HESI LPN
Adult Health 2 Exam 1
1. The mother of an 8-year-old boy tells the nurse that he fell out of a tree and hurt his arm and shoulder. Which assessment finding is the most significant indicator of possible child abuse?
- A. The child looks at the floor when answering the nurse's questions
- B. The mother's version of the injury is different from the child's version
- C. The child has several abrasions on the chest and legs
- D. The mother refuses to answer questions about family history
Correct answer: B
Rationale: In cases of possible child abuse, discrepancies between the accounts given by the child and the parent are critical indicators. This inconsistency could suggest that the injury was not accidental and may be a result of abuse. Looking at the floor while answering questions or having abrasions on the body can be concerning but are not as direct indicators of abuse as conflicting stories between the child and the parent.
2. A client with a leg fracture reports increased pain and swelling.

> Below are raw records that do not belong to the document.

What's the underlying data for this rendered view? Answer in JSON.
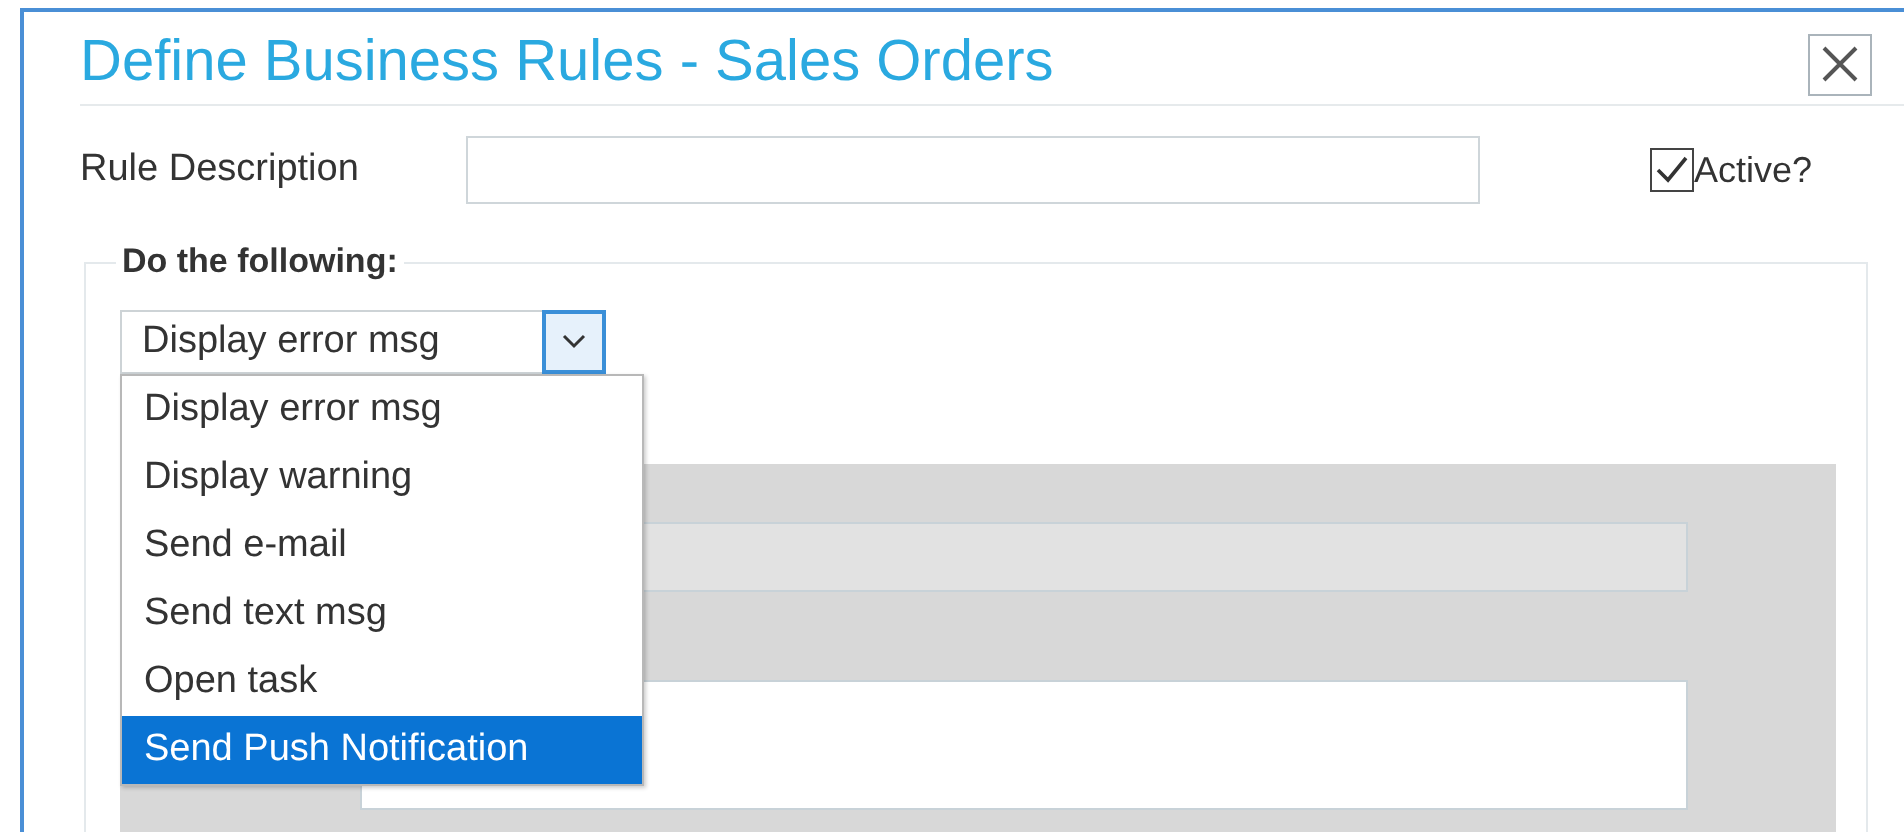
{
  "window": {
    "title": "Define Business Rules - Sales Orders"
  },
  "rule_description": {
    "label": "Rule Description"
  },
  "active": {
    "label": "Active?",
    "checked": true
  },
  "action": {
    "legend": "Do the following:",
    "select": {
      "value": "Display error msg",
      "expanded": true
    },
    "options": [
      {
        "label": "Display error msg",
        "selected": false
      },
      {
        "label": "Display warning",
        "selected": false
      },
      {
        "label": "Send e-mail",
        "selected": false
      },
      {
        "label": "Send text msg",
        "selected": false
      },
      {
        "label": "Open task",
        "selected": false
      },
      {
        "label": "Send Push Notification",
        "selected": true
      }
    ],
    "fields": [
      {
        "disabled": true
      },
      {
        "disabled": false
      }
    ]
  }
}
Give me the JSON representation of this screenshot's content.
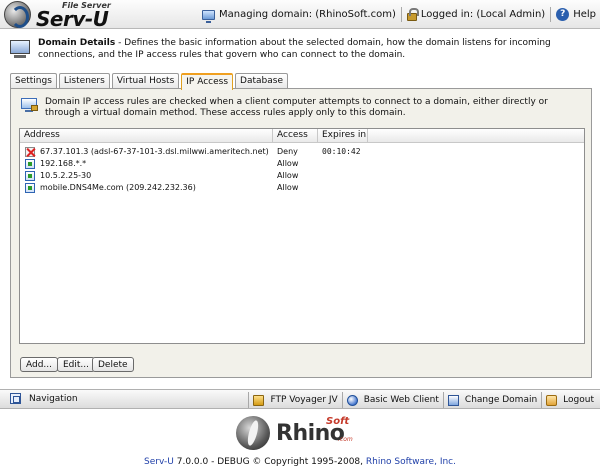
{
  "header": {
    "logo_sub": "File Server",
    "logo_main": "Serv-U",
    "managing_domain": "Managing domain: (RhinoSoft.com)",
    "logged_in": "Logged in: (Local Admin)",
    "help": "Help"
  },
  "details": {
    "title": "Domain Details",
    "description": " - Defines the basic information about the selected domain, how the domain listens for incoming connections, and the IP access rules that govern who can connect to the domain."
  },
  "tabs": [
    {
      "label": "Settings",
      "active": false
    },
    {
      "label": "Listeners",
      "active": false
    },
    {
      "label": "Virtual Hosts",
      "active": false
    },
    {
      "label": "IP Access",
      "active": true
    },
    {
      "label": "Database",
      "active": false
    }
  ],
  "ip_access": {
    "info": "Domain IP access rules are checked when a client computer attempts to connect to a domain, either directly or through a virtual domain method. These access rules apply only to this domain.",
    "columns": {
      "address": "Address",
      "access": "Access",
      "expires": "Expires in"
    },
    "rows": [
      {
        "address": "67.37.101.3 (adsl-67-37-101-3.dsl.milwwi.ameritech.net)",
        "access": "Deny",
        "expires": "00:10:42",
        "icon": "deny-rule-icon"
      },
      {
        "address": "192.168.*.*",
        "access": "Allow",
        "expires": "",
        "icon": "allow-rule-icon"
      },
      {
        "address": "10.5.2.25-30",
        "access": "Allow",
        "expires": "",
        "icon": "allow-rule-icon"
      },
      {
        "address": "mobile.DNS4Me.com (209.242.232.36)",
        "access": "Allow",
        "expires": "",
        "icon": "allow-rule-icon"
      }
    ],
    "buttons": {
      "add": "Add...",
      "edit": "Edit...",
      "delete": "Delete"
    }
  },
  "toolbar": {
    "navigation": "Navigation",
    "ftp_voyager": "FTP Voyager JV",
    "basic_web_client": "Basic Web Client",
    "change_domain": "Change Domain",
    "logout": "Logout"
  },
  "footer": {
    "logo_main": "Rhino",
    "logo_sub": "Soft",
    "logo_com": ".com",
    "product_link": "Serv-U",
    "copyright_text": " 7.0.0.0 - DEBUG © Copyright 1995-2008, ",
    "company_link": "Rhino Software, Inc."
  },
  "colors": {
    "active_tab_accent": "#f0a020",
    "link": "#1f3fa8",
    "panel_bg": "#f2f1ea"
  }
}
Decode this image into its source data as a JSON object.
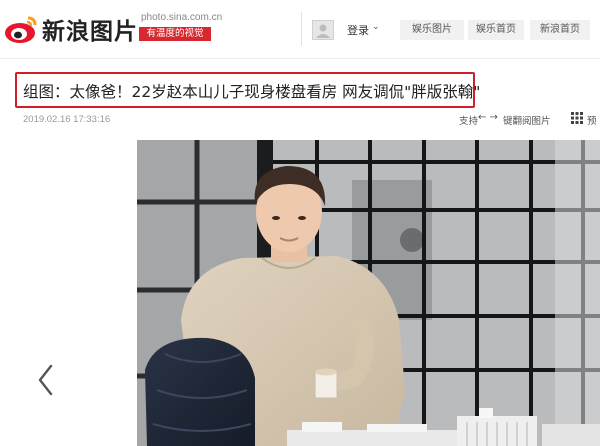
{
  "header": {
    "logo_text": "新浪图片",
    "site_url": "photo.sina.com.cn",
    "slogan": "有温度的视觉",
    "login_label": "登录",
    "nav_tabs": [
      "娱乐图片",
      "娱乐首页",
      "新浪首页"
    ]
  },
  "article": {
    "title": "组图：太像爸！22岁赵本山儿子现身楼盘看房 网友调侃\"胖版张翰\"",
    "date": "2019.02.16 17:33:16",
    "support_label": "支持",
    "keyboard_label": "键翻阅图片",
    "more_label": "预"
  },
  "colors": {
    "brand_red": "#d7282f",
    "title_border": "#cf2027"
  },
  "icons": [
    "weibo-eye-icon",
    "avatar-icon",
    "chevron-down-icon",
    "left-right-arrows-icon",
    "grid-icon",
    "prev-arrow-icon"
  ]
}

What should the nurse suspect?
- A. Compartment syndrome
- B. Deep vein thrombosis
- C. Wound infection
- D. All of the above
Correct answer: A
Rationale: Increased pain and swelling in a fracture could indicate compartment syndrome, a serious condition requiring urgent care. Compartment syndrome is characterized by increased pressure within a muscle compartment, leading to compromised blood flow and potential tissue damage. Deep vein thrombosis is less likely in this scenario as the symptoms are more indicative of compartment syndrome. Wound infection would typically present with localized signs of infection at the wound site, such as redness, warmth, and purulent drainage, rather than diffuse pain and swelling.
3. A client's daughter phones the charge nurse to report that the night nurse did not provide good care for her mother. What response should the nurse make?

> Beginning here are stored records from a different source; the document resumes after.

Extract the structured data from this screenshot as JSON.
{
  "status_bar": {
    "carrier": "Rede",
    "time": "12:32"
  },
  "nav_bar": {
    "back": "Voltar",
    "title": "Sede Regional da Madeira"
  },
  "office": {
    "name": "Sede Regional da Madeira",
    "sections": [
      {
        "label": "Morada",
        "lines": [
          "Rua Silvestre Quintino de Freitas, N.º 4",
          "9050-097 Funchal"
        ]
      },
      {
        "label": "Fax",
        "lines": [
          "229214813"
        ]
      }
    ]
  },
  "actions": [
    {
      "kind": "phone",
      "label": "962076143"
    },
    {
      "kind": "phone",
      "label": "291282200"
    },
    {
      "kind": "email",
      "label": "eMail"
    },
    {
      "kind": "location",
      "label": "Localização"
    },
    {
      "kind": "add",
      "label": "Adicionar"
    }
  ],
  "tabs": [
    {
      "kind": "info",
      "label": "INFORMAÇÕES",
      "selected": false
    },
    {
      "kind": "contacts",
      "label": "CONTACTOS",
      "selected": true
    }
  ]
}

- A. Explain that all staff are doing their best
- B. Ask for a description of what happened during the night
- C. Tell the daughter to talk to the unit's nurse manager
- D. Reassure the daughter that the mother will get better care
Correct answer: B
Rationale: The correct response for the nurse in this situation is to ask for a description of what happened during the night. This allows the nurse to gather specific information about the care provided and address the complaint appropriately. Choice A is incorrect because dismissing the concern by stating that all staff are doing their best does not address the specific complaint. Choice C is not the best immediate response as the charge nurse should first gather information before escalating the issue to the nurse manager. Choice D is incorrect as it focuses on reassurance without addressing the reported issue.
4. The nurse is caring for a client who is 4 hours post-operative from abdominal surgery. The client is complaining of severe pain. What is the nurse's first action?

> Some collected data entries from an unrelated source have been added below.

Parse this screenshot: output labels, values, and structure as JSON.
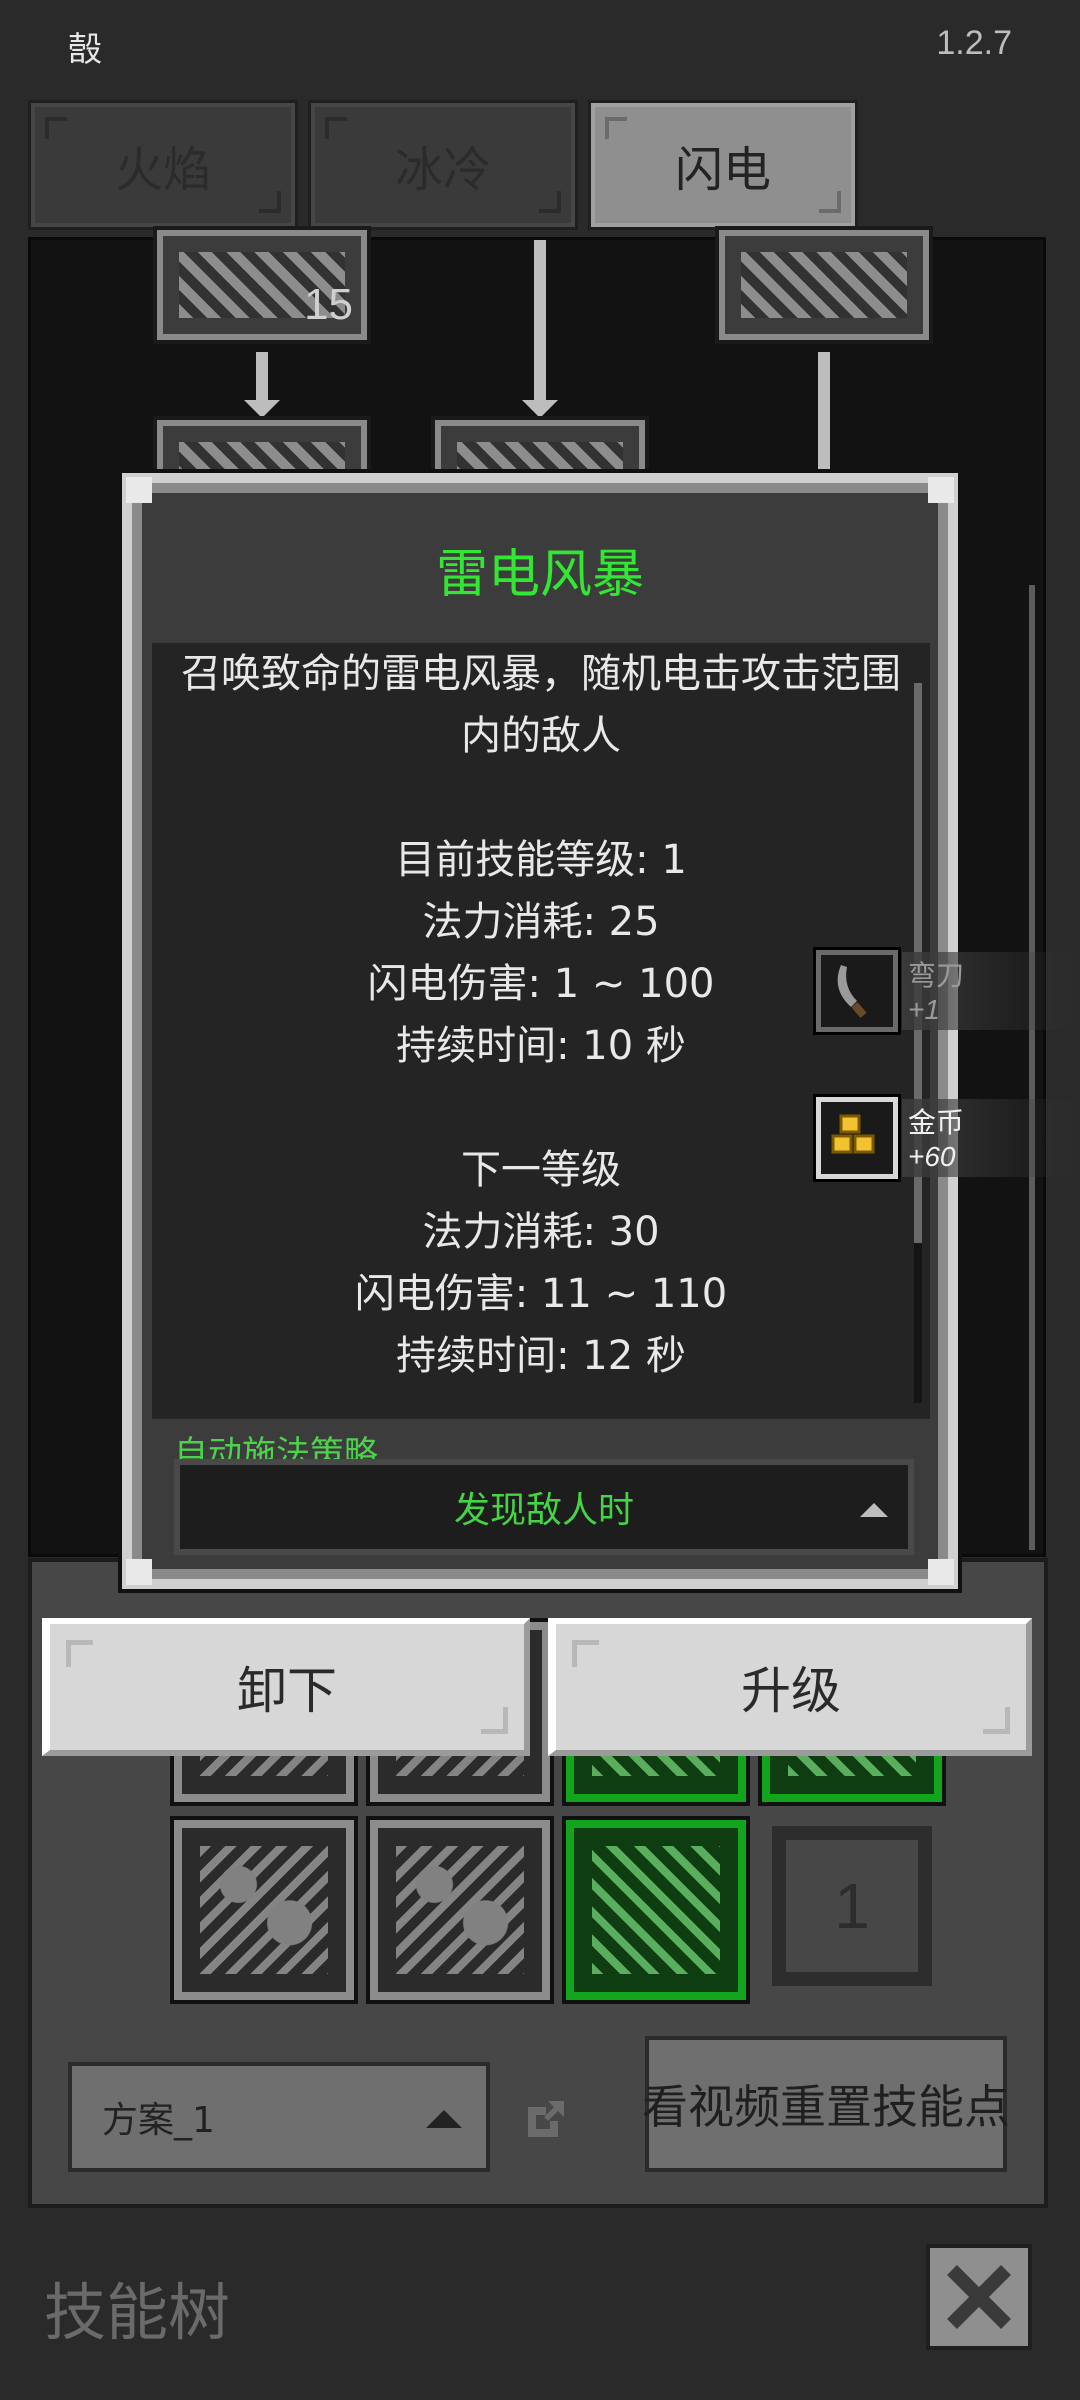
{
  "status": {
    "left_glyph": "嗀",
    "version": "1.2.7"
  },
  "tabs": [
    {
      "label": "火焰",
      "active": false
    },
    {
      "label": "冰冷",
      "active": false
    },
    {
      "label": "闪电",
      "active": true
    }
  ],
  "tree": {
    "top_node_level": "15"
  },
  "modal": {
    "title": "雷电风暴",
    "description_line1": "召唤致命的雷电风暴，随机电击攻击范围",
    "description_line2": "内的敌人",
    "current_level": "目前技能等级: 1",
    "mana_cost": "法力消耗: 25",
    "lightning_damage": "闪电伤害: 1 ~ 100",
    "duration": "持续时间: 10 秒",
    "next_level_header": "下一等级",
    "next_mana_cost": "法力消耗: 30",
    "next_lightning_damage": "闪电伤害: 11 ~ 110",
    "next_duration": "持续时间: 12 秒",
    "auto_cast_label": "自动施法策略",
    "auto_cast_value": "发现敌人时"
  },
  "loot": [
    {
      "name": "弯刀",
      "count": "+1",
      "icon": "scimitar-icon"
    },
    {
      "name": "金币",
      "count": "+60",
      "icon": "gold-coins-icon"
    }
  ],
  "buttons": {
    "unequip": "卸下",
    "upgrade": "升级",
    "reset": "看视频重置技能点"
  },
  "slots": {
    "empty_slot_number": "1"
  },
  "plan": {
    "selected": "方案_1"
  },
  "footer": {
    "title": "技能树"
  },
  "colors": {
    "accent_green": "#33e633",
    "panel": "#474747",
    "background": "#2a2a2a"
  }
}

- A. Reassess the pain and its characteristics
- B. Administer prescribed pain medication
- C. Notify the surgeon
- D. Encourage the use of relaxation techniques
Correct answer: A
Rationale: The correct first action for the nurse to take when a post-operative client complains of severe pain is to reassess the pain and its characteristics. Reassessment is crucial to understand the nature and intensity of the pain, which will guide the nurse in providing appropriate interventions. Administering pain medication may be necessary but should only be done after reassessment to ensure the right medication and dose are given. Notifying the surgeon may be required in certain situations, but reassessment of pain should precede this action. Encouraging relaxation techniques is not the priority when a client is experiencing severe pain post-operatively.
5. The client with heart failure is prescribed furosemide (Lasix). What should the nurse include in the teaching plan?
- A. Increase potassium-rich foods in the diet
- B. Avoid foods high in sodium
- C. Monitor fluid intake and adjust as needed
- D. Take the medication in the morning
Correct answer: A
Rationale: The correct answer is to instruct the client to increase potassium-rich foods in the diet. Furosemide is a loop diuretic that can cause potassium loss as a side effect. By increasing potassium-rich foods, the client can help prevent hypokalemia, a potential complication of furosemide therapy. Choice B is incorrect because while limiting sodium intake is generally advisable for heart failure, it is not directly related to furosemide use. Choice C is incorrect because fluid intake should be monitored and adjusted based on the individual's condition, but setting a specific limit of 1 liter per day is not a standard recommendation. Choice D is incorrect because furosemide is usually taken in the morning to prevent disturbances in sleep due to increased urination during the night.